The advantage of the powerbank is that it can be used to drive other things too, like a WiFi door cam.
Thanks Wally - I wanted to use something that looks like it was designed to be smart from the get go and for me, that means mostly built into and hidden inside the door.
I would also want to use mains power (transformed down by all means) rather than rely on a battery and multiple(!) Qi charging points.
I would have thought anything doing video over WiFi would drain a battery very quickly?
Thanks for your thoughts! Am really glad people are contributing to this thread. It’s useful and interesting discussion.
The issue with trying to make a lock yourself is that if the power is all down and the battery is dead too, then you need to be able to open it mechanically and from the inside you might be required to always be able to open it mechanically, so it can be an escape route.
This part is hard to design yourself.
And WiFi is maybe a heavy drain on a battery, but powerbanks can be rather large today. This combined with a PIR or doorbell activation will limit its runtime and especially during the night time you should be able to recharge the powerbank completely.
I have a powerbank here that can recharge my phone completely like 5 or 6 times on a single battery charge, so it can run a lock and a camera for quite some time. Even longer with Qi charging
The problem with the power to the door lock is that the door is usually a complete single moving unit, so you will have to transfer power between the door frame and the door somehow.
Using wires will mean bending and stretching them with each opening/closing, which will eventually rip them apart.
It can of course be done, but you need to protect them. Laptops do it with the hinges, but they are specially designed for exactly this, so you might need to redesign the hinges and still make sure they carry the load of the door.
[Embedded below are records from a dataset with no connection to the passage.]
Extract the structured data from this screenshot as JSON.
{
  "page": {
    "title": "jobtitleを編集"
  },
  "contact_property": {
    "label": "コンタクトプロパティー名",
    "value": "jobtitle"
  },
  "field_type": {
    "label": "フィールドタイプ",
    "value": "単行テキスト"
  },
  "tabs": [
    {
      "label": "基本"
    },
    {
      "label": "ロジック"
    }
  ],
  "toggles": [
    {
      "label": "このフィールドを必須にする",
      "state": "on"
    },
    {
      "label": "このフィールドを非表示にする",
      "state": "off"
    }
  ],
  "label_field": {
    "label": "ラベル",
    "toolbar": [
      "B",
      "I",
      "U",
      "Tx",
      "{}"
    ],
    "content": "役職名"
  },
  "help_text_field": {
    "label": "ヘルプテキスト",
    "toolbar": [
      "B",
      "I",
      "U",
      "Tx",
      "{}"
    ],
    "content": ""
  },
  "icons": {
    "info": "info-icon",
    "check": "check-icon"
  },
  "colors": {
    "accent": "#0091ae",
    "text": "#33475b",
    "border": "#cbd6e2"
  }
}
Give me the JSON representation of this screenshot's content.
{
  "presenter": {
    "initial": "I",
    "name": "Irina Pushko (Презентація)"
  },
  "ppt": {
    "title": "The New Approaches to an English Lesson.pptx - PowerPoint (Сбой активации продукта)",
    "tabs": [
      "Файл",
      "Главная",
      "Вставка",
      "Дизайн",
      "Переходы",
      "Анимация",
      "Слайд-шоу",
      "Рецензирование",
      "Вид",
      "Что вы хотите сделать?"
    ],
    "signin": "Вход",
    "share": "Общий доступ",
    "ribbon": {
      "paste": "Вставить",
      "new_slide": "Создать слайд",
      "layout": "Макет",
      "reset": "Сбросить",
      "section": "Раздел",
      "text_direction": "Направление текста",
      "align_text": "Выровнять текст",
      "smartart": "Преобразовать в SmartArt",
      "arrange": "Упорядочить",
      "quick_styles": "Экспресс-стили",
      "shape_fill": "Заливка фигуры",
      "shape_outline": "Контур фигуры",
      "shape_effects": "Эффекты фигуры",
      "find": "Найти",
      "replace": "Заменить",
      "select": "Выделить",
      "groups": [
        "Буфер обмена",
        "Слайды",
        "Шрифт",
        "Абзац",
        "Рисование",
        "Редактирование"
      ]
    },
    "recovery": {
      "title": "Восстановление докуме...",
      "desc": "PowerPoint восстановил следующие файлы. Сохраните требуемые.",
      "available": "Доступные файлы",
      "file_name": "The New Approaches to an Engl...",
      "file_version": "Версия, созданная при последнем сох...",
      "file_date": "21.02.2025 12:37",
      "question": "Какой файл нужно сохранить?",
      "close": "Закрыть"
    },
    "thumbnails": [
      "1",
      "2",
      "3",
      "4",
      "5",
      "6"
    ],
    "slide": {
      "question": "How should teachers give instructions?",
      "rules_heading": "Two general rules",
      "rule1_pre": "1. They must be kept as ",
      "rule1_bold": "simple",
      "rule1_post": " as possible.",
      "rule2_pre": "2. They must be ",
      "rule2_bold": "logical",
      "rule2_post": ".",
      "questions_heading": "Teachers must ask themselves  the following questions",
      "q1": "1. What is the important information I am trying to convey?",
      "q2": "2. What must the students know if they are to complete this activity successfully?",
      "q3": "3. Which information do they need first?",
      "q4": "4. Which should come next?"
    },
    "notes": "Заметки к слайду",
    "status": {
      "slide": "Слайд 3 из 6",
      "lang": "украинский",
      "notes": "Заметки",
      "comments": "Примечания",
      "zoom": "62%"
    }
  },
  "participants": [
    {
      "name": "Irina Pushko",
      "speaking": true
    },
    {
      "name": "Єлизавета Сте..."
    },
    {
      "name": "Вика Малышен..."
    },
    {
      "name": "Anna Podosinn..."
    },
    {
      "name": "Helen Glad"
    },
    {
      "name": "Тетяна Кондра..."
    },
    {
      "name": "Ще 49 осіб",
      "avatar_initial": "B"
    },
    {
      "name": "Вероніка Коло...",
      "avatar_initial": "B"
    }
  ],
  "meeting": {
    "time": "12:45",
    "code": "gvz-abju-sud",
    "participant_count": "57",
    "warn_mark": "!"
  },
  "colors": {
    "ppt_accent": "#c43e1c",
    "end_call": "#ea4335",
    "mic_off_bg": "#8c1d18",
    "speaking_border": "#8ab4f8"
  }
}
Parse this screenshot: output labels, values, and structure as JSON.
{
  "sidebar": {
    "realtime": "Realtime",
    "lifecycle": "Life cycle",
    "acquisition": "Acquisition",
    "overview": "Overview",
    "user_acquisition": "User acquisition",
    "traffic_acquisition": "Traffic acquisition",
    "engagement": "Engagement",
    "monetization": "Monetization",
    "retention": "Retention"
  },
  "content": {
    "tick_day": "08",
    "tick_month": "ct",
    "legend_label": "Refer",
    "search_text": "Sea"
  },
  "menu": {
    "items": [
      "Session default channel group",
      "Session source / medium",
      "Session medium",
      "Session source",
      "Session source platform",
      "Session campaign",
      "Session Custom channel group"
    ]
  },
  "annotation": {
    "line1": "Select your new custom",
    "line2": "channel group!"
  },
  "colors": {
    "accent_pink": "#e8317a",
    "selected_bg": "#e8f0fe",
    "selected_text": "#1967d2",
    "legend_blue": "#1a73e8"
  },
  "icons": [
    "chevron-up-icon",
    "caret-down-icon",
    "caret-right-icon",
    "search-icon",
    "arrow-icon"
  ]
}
Multiple hinges can compensate for the lesser load possible on one of the hinges, but more hinges also means you need to make sure everything is aligned perfectly or the hinges will start to cause tension in the opening/closing of the door.
If I were starting from scratch and thinking outside the box I might consider putting the mechanism in the door frame, rather than the door. If you want mains power, that would certainly make things easier.
Why are locks always in the door anyway?
Edit: Apart from electric strike, which I’ve just googled…
The problem with having the mechanism in the door frame is that the mechanism have to be built on both sides of the door, which makes the mechanism complex, and on top of that you will have the handle on the door, so you can unlock and open the door with one hand, which then would have to interact with the mechanism in the door frame.